Final answer:
The Central Limit Theorem asserts that with a sufficiently large sample size, the distribution of sample means will be approximately normal, regardless of the population distribution. The claim that the CLT works for any sample size is false, as it requires a sufficiently large sample, often n ≥ 30.
Step-by-step explanation:
The statement regarding the Central Limit Theorem (CLT) needs clarification. The Central Limit Theorem dictates that if you have a sufficiently large sample size, typically n ≥ 30, the distribution of the sample means will approximate a normal distribution regardless of the population's initial distribution shape. However, the theorem does not apply 'no matter what the sample size is' as the student suggests. A smaller sample size may not result in a distribution of sample means that approximates normality.

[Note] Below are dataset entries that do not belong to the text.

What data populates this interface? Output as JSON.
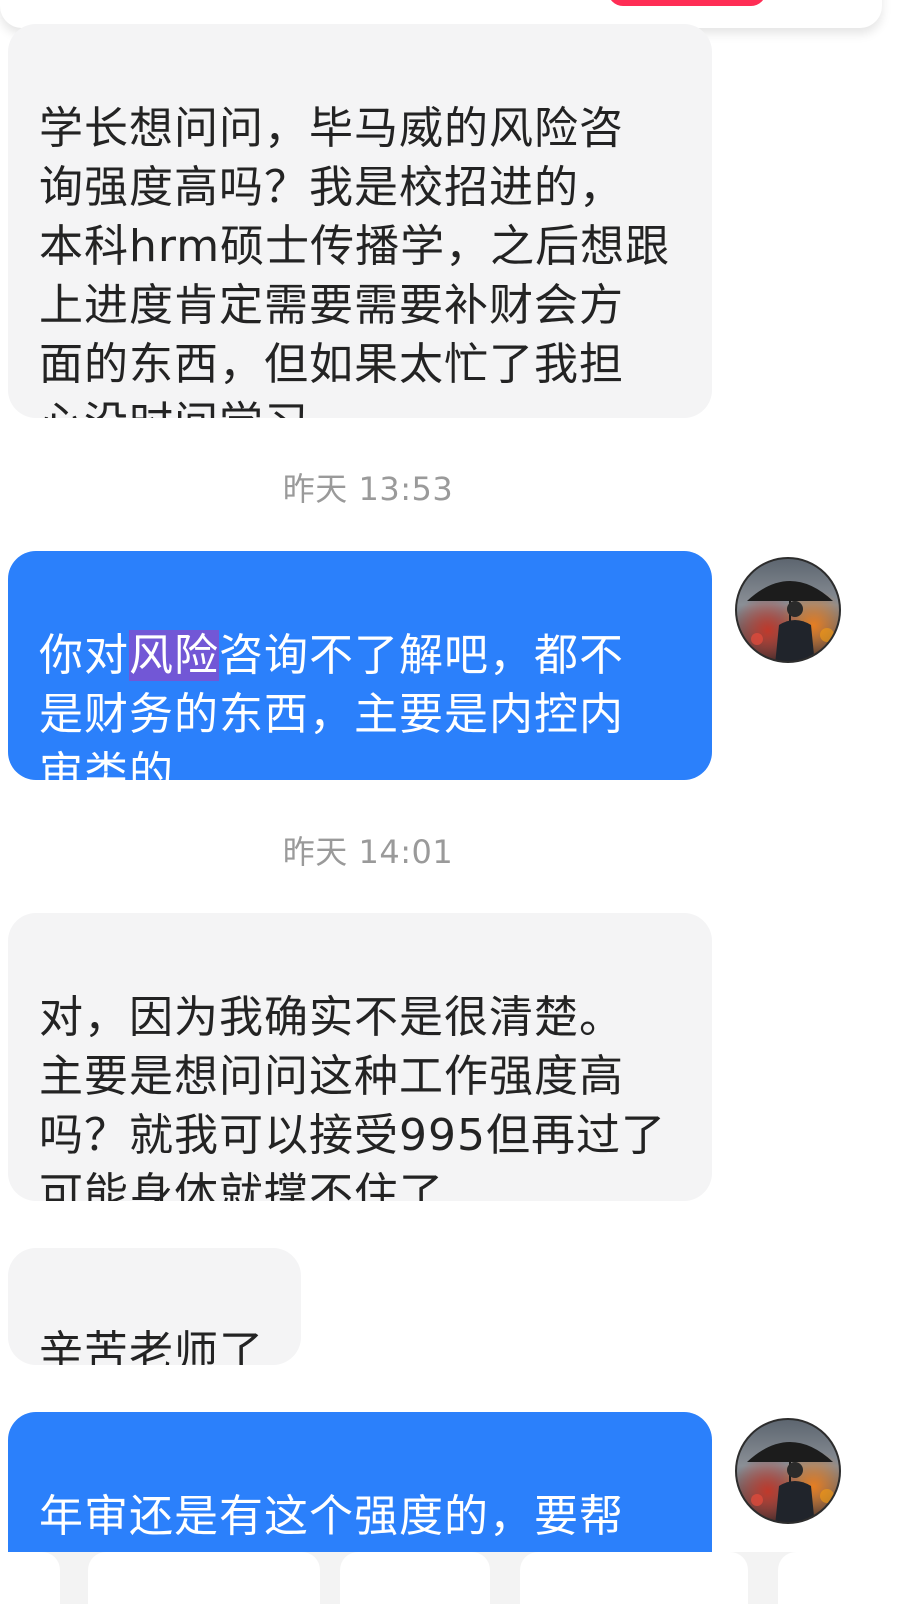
{
  "messages": [
    {
      "sender": "other",
      "text": "学长想问问，毕马威的风险咨\n询强度高吗？我是校招进的，\n本科hrm硕士传播学，之后想跟\n上进度肯定需要需要补财会方\n面的东西，但如果太忙了我担\n心没时间学习……"
    },
    {
      "timestamp": "昨天 13:53"
    },
    {
      "sender": "me",
      "text_before": "你对",
      "text_highlight": "风险",
      "text_after": "咨询不了解吧，都不\n是财务的东西，主要是内控内\n审类的"
    },
    {
      "timestamp": "昨天 14:01"
    },
    {
      "sender": "other",
      "text": "对，因为我确实不是很清楚。\n主要是想问问这种工作强度高\n吗？就我可以接受995但再过了\n可能身体就撑不住了"
    },
    {
      "sender": "other",
      "text": "辛苦老师了"
    },
    {
      "sender": "me",
      "text": "年审还是有这个强度的，要帮\n审计项目组做项目，基本随年"
    }
  ],
  "colors": {
    "incoming_bubble": "#f4f4f5",
    "outgoing_bubble": "#2b80fb",
    "selection_highlight": "#7257d6",
    "timestamp_text": "#9a9a9a",
    "accent_red": "#ff2d55"
  },
  "icons": {
    "avatar": "avatar-man-with-umbrella"
  }
}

According to the Central Limit Theorem, for a given large enough sample size drawn from a population, the means of these samples will form a distribution that is approximately normal. This distribution will have the same mean as the population mean (µ), and its standard deviation, known as the standard error, will be the population standard deviation (σ) divided by the square root of the sample size (n). The law of large numbers further supports the theorem by stating that as sample size increases, the sample mean gets closer to the population mean.
For practical purposes, when applying the Central Limit Theorem, one must assure that the sample size is sufficiently large. Therefore, the correct response to the original question is (b) false. A central aspect of the theorem is that it only applies to samples of sufficient size, and it is commonly recommended that this size be at least 30.